Smashing: Editorial on India's historic Thomas Cup triumph

Men’s badminton has had to wait an excruciatingly long time to taste glory
Indian badminton team after winning the Thomas Cup.
Indian badminton team after winning the Thomas Cup.
File picture

The Editorial Board   |   Published 17.05.22, 02:24 AM

The doubting Thomases can rest easy: India’s international sporting achievements are no longer limited to cricket. The triumph of the men’s badminton team — it won its maiden Thomas Cup, the equivalent of the World Cup in badminton — has plugged several gaps. Men’s badminton has had to wait an excruciatingly long time to taste glory: the wizardry of Prakash Padukone and Pullela Gopichand at the All England Open Badminton Championships came decades ago. Meanwhile, the ladies had stolen the gentlemen’s thunder with Saina Nehwal and, later, P.V. Sindhu, achieving glory. The supermen — Lakshya Sen, Kidambi Srikanth, H.S. Prannoy, Chirag Shetty and S. Rankireddy — have now caught up with the superwomen by beating a formidable Indonesian team. Comparing this feat with what Kapil’s Devils achieved at Lord’s may not be erroneous, considering the mercurial nature of the opponents on both occasions.
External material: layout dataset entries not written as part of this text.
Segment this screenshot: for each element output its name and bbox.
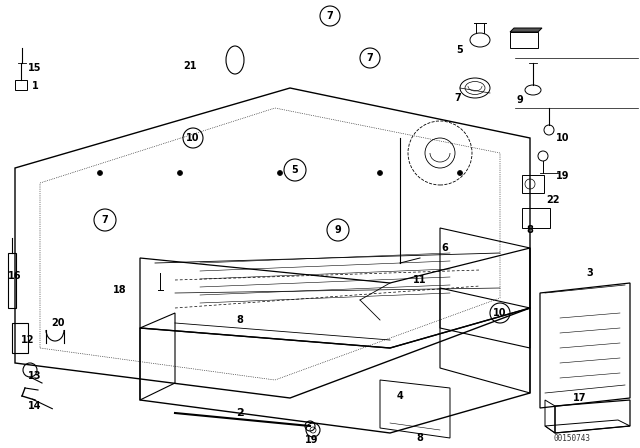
Text: 14: 14 xyxy=(28,401,42,411)
Text: 5: 5 xyxy=(456,45,463,55)
Text: 21: 21 xyxy=(183,61,196,71)
Text: 17: 17 xyxy=(573,393,587,403)
Bar xyxy=(8,253,16,308)
Circle shape xyxy=(177,171,182,176)
Circle shape xyxy=(278,171,282,176)
Text: 8: 8 xyxy=(417,433,424,443)
Circle shape xyxy=(97,171,102,176)
Text: 10: 10 xyxy=(493,308,507,318)
Circle shape xyxy=(378,171,383,176)
Text: 3: 3 xyxy=(587,268,593,278)
Text: 7: 7 xyxy=(367,53,373,63)
Bar xyxy=(522,208,550,228)
Bar xyxy=(510,32,538,48)
Text: 2: 2 xyxy=(236,408,244,418)
Bar xyxy=(15,80,27,90)
Text: 5: 5 xyxy=(292,165,298,175)
Text: 4: 4 xyxy=(397,391,403,401)
Bar xyxy=(522,175,544,193)
Text: 9: 9 xyxy=(335,225,341,235)
Text: 8: 8 xyxy=(237,315,243,325)
Text: 12: 12 xyxy=(21,335,35,345)
Text: 16: 16 xyxy=(8,271,22,281)
Text: 20: 20 xyxy=(51,318,65,328)
Text: 00150743: 00150743 xyxy=(554,434,591,443)
Text: 9: 9 xyxy=(516,95,524,105)
Text: 19: 19 xyxy=(305,435,319,445)
Text: 18: 18 xyxy=(113,285,127,295)
Text: 7: 7 xyxy=(102,215,108,225)
Text: 19: 19 xyxy=(556,171,570,181)
Bar xyxy=(12,323,28,353)
Text: 10: 10 xyxy=(186,133,200,143)
Text: 6: 6 xyxy=(442,243,449,253)
Text: 10: 10 xyxy=(556,133,570,143)
Circle shape xyxy=(458,171,463,176)
Text: 7: 7 xyxy=(454,93,461,103)
Text: 15: 15 xyxy=(28,63,42,73)
Text: 22: 22 xyxy=(547,195,560,205)
Polygon shape xyxy=(510,28,542,32)
Text: 1: 1 xyxy=(31,81,38,91)
Text: 13: 13 xyxy=(28,371,42,381)
Text: 7: 7 xyxy=(326,11,333,21)
Text: 8: 8 xyxy=(527,225,533,235)
Text: 11: 11 xyxy=(413,275,427,285)
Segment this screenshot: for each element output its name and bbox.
The players deserve their moment in the sun: as do their mentors. Mr Gopichand, the chief national coach, whose academy has played an instrumental role in the rise of many a player, was ably assisted by M.S. Ullah and the staff without any rancour. Unlike Narendra Modi’s government, the Indian men — they did not need a foreign coach to hone their skills — have justifiably kindled the dream of an Atmanirbhar Bharat.

Rewards are, expectedly, pouring in. The Union sports minister has announced cash awards. The government must now take measures to help badminton spread its wings. These should include modernising infrastructure, building more academies, especially in the hinterland, running programmes to scout talent and turning the sport lucrative for youngsters. The template followed by the Board of Control for Cricket in India to help the gentleman’s game reach the grassroots can serve as a plausible model.